Dossier non géolocalisé

  • Dénominations
    maison, immeuble
  • Aires d'études
    Communauté d'agglomération des Deux Baies en Montreuillois
  • Adresse
    • Commune : Berck
      Cadastre : CN 3 0

La difficulté de cette étude thématique sur le patrimoine balnéaire fut de circonscrire les limites séparant la « station balnéaire » et la « ville » de Berck en vue du repérage systématique et exhaustif. Nous avons pris en compte les limites embryonnaires ainsi que les développements des différents quartiers de la station, avec la voie de chemin de fer comme limite orientale de la station.

Ainsi, le repérage a pris en compte 640 édifices ; 217 dans le quartier Lhomel et 413 pour les autres quartiers.
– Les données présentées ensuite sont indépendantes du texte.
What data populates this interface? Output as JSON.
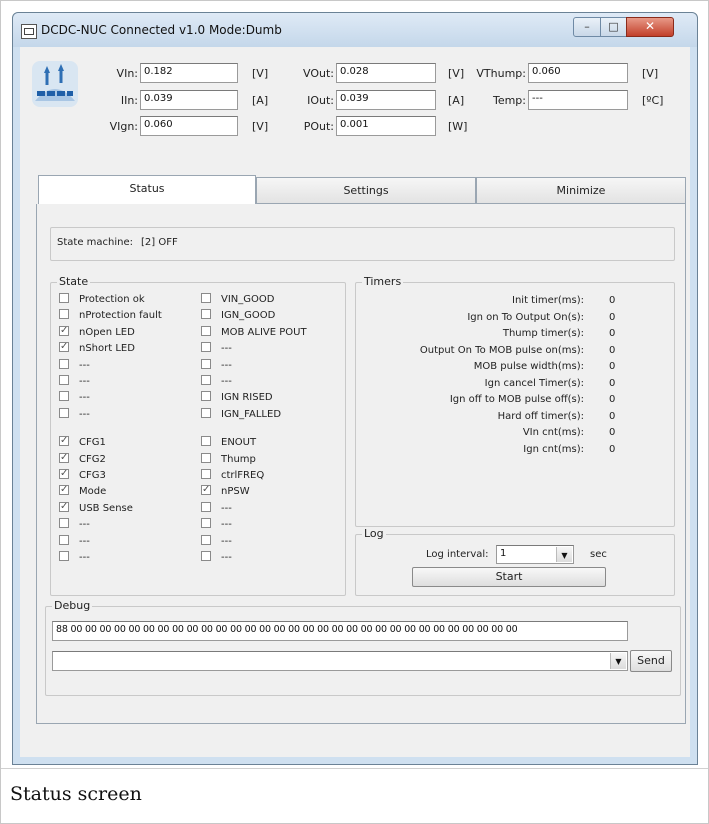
{
  "window": {
    "title": "DCDC-NUC Connected v1.0 Mode:Dumb"
  },
  "readings": {
    "vin": {
      "label": "VIn:",
      "value": "0.182",
      "unit": "[V]"
    },
    "iin": {
      "label": "IIn:",
      "value": "0.039",
      "unit": "[A]"
    },
    "vign": {
      "label": "VIgn:",
      "value": "0.060",
      "unit": "[V]"
    },
    "vout": {
      "label": "VOut:",
      "value": "0.028",
      "unit": "[V]"
    },
    "iout": {
      "label": "IOut:",
      "value": "0.039",
      "unit": "[A]"
    },
    "pout": {
      "label": "POut:",
      "value": "0.001",
      "unit": "[W]"
    },
    "vthump": {
      "label": "VThump:",
      "value": "0.060",
      "unit": "[V]"
    },
    "temp": {
      "label": "Temp:",
      "value": "---",
      "unit": "[ºC]"
    }
  },
  "tabs": [
    "Status",
    "Settings",
    "Minimize"
  ],
  "state_machine": {
    "label": "State machine:",
    "value": "[2] OFF"
  },
  "state": {
    "title": "State",
    "col1": [
      {
        "label": "Protection ok",
        "checked": false
      },
      {
        "label": "nProtection fault",
        "checked": false
      },
      {
        "label": "nOpen LED",
        "checked": true
      },
      {
        "label": "nShort LED",
        "checked": true
      },
      {
        "label": "---",
        "checked": false
      },
      {
        "label": "---",
        "checked": false
      },
      {
        "label": "---",
        "checked": false
      },
      {
        "label": "---",
        "checked": false
      },
      {
        "label": "CFG1",
        "checked": true
      },
      {
        "label": "CFG2",
        "checked": true
      },
      {
        "label": "CFG3",
        "checked": true
      },
      {
        "label": "Mode",
        "checked": true
      },
      {
        "label": "USB Sense",
        "checked": true
      },
      {
        "label": "---",
        "checked": false
      },
      {
        "label": "---",
        "checked": false
      },
      {
        "label": "---",
        "checked": false
      }
    ],
    "col2": [
      {
        "label": "VIN_GOOD",
        "checked": false
      },
      {
        "label": "IGN_GOOD",
        "checked": false
      },
      {
        "label": "MOB ALIVE POUT",
        "checked": false
      },
      {
        "label": "---",
        "checked": false
      },
      {
        "label": "---",
        "checked": false
      },
      {
        "label": "---",
        "checked": false
      },
      {
        "label": "IGN RISED",
        "checked": false
      },
      {
        "label": "IGN_FALLED",
        "checked": false
      },
      {
        "label": "ENOUT",
        "checked": false
      },
      {
        "label": "Thump",
        "checked": false
      },
      {
        "label": "ctrlFREQ",
        "checked": false
      },
      {
        "label": "nPSW",
        "checked": true
      },
      {
        "label": "---",
        "checked": false
      },
      {
        "label": "---",
        "checked": false
      },
      {
        "label": "---",
        "checked": false
      },
      {
        "label": "---",
        "checked": false
      }
    ]
  },
  "timers": {
    "title": "Timers",
    "rows": [
      {
        "label": "Init timer(ms):",
        "value": "0"
      },
      {
        "label": "Ign on To Output On(s):",
        "value": "0"
      },
      {
        "label": "Thump timer(s):",
        "value": "0"
      },
      {
        "label": "Output On To MOB pulse on(ms):",
        "value": "0"
      },
      {
        "label": "MOB pulse width(ms):",
        "value": "0"
      },
      {
        "label": "Ign cancel Timer(s):",
        "value": "0"
      },
      {
        "label": "Ign off to MOB pulse off(s):",
        "value": "0"
      },
      {
        "label": "Hard off timer(s):",
        "value": "0"
      },
      {
        "label": "VIn cnt(ms):",
        "value": "0"
      },
      {
        "label": "Ign cnt(ms):",
        "value": "0"
      }
    ]
  },
  "log": {
    "title": "Log",
    "interval_label": "Log interval:",
    "interval_value": "1",
    "unit": "sec",
    "start_label": "Start"
  },
  "debug": {
    "title": "Debug",
    "output": "88 00 00 00 00 00 00 00 00 00 00 00 00 00 00 00 00 00 00 00 00 00 00 00 00 00 00 00 00 00 00 00",
    "send_label": "Send"
  },
  "caption": "Status screen"
}
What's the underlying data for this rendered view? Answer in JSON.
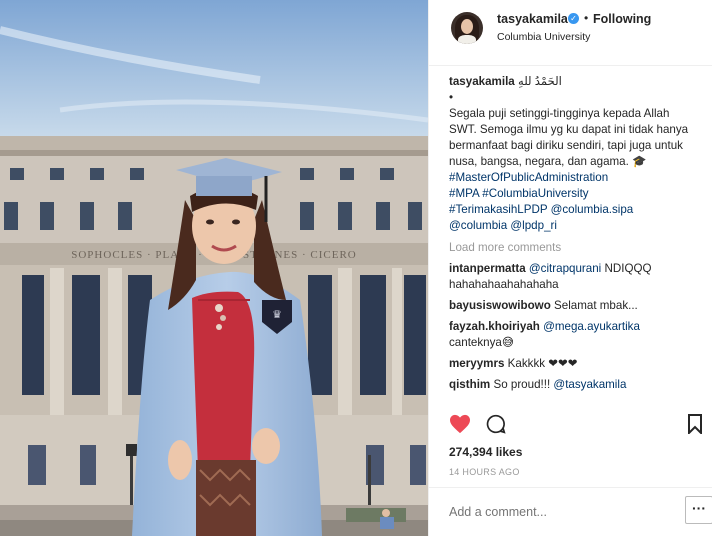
{
  "post": {
    "username": "tasyakamila",
    "verified_label": "✓",
    "separator": "•",
    "follow_status": "Following",
    "location": "Columbia University"
  },
  "caption": {
    "username": "tasyakamila",
    "arabic": "الحَمْدُ للهِ",
    "bullet": "•",
    "text": "Segala puji setinggi-tingginya kepada Allah SWT. Semoga ilmu yg ku dapat ini tidak hanya bermanfaat bagi diriku sendiri, tapi juga untuk nusa, bangsa, negara, dan agama. ",
    "emoji": "🎓",
    "tags_line1": "#MasterOfPublicAdministration",
    "tags_line2": "#MPA #ColumbiaUniversity",
    "tags_line3": "#TerimakasihLPDP @columbia.sipa",
    "tags_line4": "@columbia @lpdp_ri"
  },
  "load_more": "Load more comments",
  "comments": [
    {
      "user": "intanpermatta",
      "mention": "@citrapqurani",
      "text": " NDIQQQ hahahahaahahahaha"
    },
    {
      "user": "bayusiswowibowo",
      "mention": "",
      "text": "Selamat mbak..."
    },
    {
      "user": "fayzah.khoiriyah",
      "mention": "@mega.ayukartika",
      "text": " canteknya😅"
    },
    {
      "user": "meryymrs",
      "mention": "",
      "text": "Kakkkk ❤❤❤"
    },
    {
      "user": "qisthim",
      "mention": "@tasyakamila",
      "text": "So proud!!! "
    }
  ],
  "icons": {
    "heart": "heart-icon",
    "comment": "comment-icon",
    "bookmark": "bookmark-icon",
    "more": "more-options-icon"
  },
  "colors": {
    "heart_red": "#ed4956",
    "link_blue": "#003569",
    "verified_blue": "#3897f0"
  },
  "likes": "274,394 likes",
  "timestamp": "14 HOURS AGO",
  "add_comment": {
    "placeholder": "Add a comment...",
    "more_label": "···"
  },
  "photo": {
    "inscription": "SOPHOCLES · PLATO · DEMOSTHENES · CICERO"
  }
}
Tous les édifices repérés du quartier de Lhomel ont fait l´objet d´un dossier individuel architectural Mérimée, soit 144 dossiers, parmi lesquels figurent 70 "chalets", une typologie spécifique à la station de Berck.

Les dossiers individuels étudiés et versés dans la base de données Mérimée en 1996 sont intégrés dans ce dossier de synthèse « collectif maisons ». Des notices supplémentaires ont été rédigées sur des édifices bien documentés.

Le propos de cette synthèse et de proposer des typologies des différents habitats existants encore aujourd´hui en lien avec l´histoire de la station balnéaire.

Le repérage a permis de mettre en évidence un type architectural propre à la ville de Berck. Présentant une morphologie identique, à quelques détails près, les chalets sont attestés dès la naissance de la ville. En bois pour les premières générations - 3e quart du 19e siècle -, ils adoptent la brique dès la fin du 19e siècle. L´habitat de Berck se construit à l´origine dans le provisoire. L´ingénieur et architecte E. Lavezzari formalise en 1862 un mode de construction précaire en bois traditionnel qu´il nomme « le bâtiment en bois à double enveloppe ». Sa première tentative d´application a lieu pour la société humaine des naufragés du littoral de Berck. L´enjeu est de tirer profit du sable et du vent afin de pérenniser, sur la plage, un bâtiment destiné à l´accueil des noyés et blessés. L´ingéniosité de Lavezzari va consister dans l´usage d´éléments dont il s´agit normalement de s´affranchir : le sable et le vent. Le sable est suffisamment dense pour supporter l´édifice et pour accroître la rigidité du papier-carton qu´il pose en revêtement extérieur sous quatre couches de goudron, il se sert du vent pour imprégner ce dernier de grains de sables. Lavezzari réussit ainsi, par le détournement des matériaux, une construction légère et improbable, sans fondations (des piquets enfoncés sur 1m 20 de profondeur assurent la stabilité de l´ensemble) qui va devenir la norme des édifices ultérieurs. La preuve de la solidité de la cabane étant attestée après une année, commande lui est faite du premier hôpital provisoire de la ville, le premier hôpital Maritime. Les premiers chalets en bois, conçus selon les mêmes principes de fondation, se développent à l´embouchure de l´entonnoir et sur le front de mer puis essaiment dans la ville.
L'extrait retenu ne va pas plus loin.